The matter was also church-dividing within the family. There are currently four entire dioceses which are trying to secede from the Episcopal Church over the question of human sexuality. A number of member provinces of the Anglican Communion have declared themselves in varying degrees of “impaired communion” with the Episcopal Church. Representatives of the Episcopal Church have been removed from the international ecumenical dialogues of the Anglican Communion; for me, this is personal. I was appointed by the Archbishop of Canterbury to serve on the International Anglican-Orthodox dialogue; in 2010 I was removed from this dialogue.

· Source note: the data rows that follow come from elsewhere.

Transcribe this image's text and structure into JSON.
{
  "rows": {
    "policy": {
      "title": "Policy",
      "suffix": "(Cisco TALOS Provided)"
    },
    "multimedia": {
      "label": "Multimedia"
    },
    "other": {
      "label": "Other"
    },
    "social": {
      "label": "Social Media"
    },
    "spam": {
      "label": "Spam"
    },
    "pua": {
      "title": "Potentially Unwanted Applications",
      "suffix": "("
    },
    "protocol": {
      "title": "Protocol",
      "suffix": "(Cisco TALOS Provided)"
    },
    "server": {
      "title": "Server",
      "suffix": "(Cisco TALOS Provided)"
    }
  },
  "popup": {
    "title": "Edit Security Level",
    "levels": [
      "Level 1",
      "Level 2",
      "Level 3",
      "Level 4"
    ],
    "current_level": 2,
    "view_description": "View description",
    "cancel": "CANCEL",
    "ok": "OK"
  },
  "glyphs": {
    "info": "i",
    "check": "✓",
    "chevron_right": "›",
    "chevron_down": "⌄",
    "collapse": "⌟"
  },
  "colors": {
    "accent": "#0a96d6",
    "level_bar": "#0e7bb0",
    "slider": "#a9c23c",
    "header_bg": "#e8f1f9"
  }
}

The ELCA is in some ways in the same place as the Episcopal Church was a few years ago: struggling internally with synods and congregations opposed to the decisions made at the 2009 Churchwide Assembly, while at the same time dealing with other LWF members who are adamantly opposed to the decisions to ordain gay and lesbian persons as pastors and to permit same sex blessings.
6. Conclusion to Part 2
Feel better? I once gave a lecture on race and racism in American religion, and someone came up to me afterwards and said, “I didn't come here to have you just make us all feel bad.” I thanked her, because that was exactly my intention. For far too long Christianity in America has ignored what are really church dividing issues.
In the end, however, we don’t need to feel bad: this is not where the story ends. I think the ecumenical movement needs to address some of the issues mentioned in this section as part of its renewal and rebirth.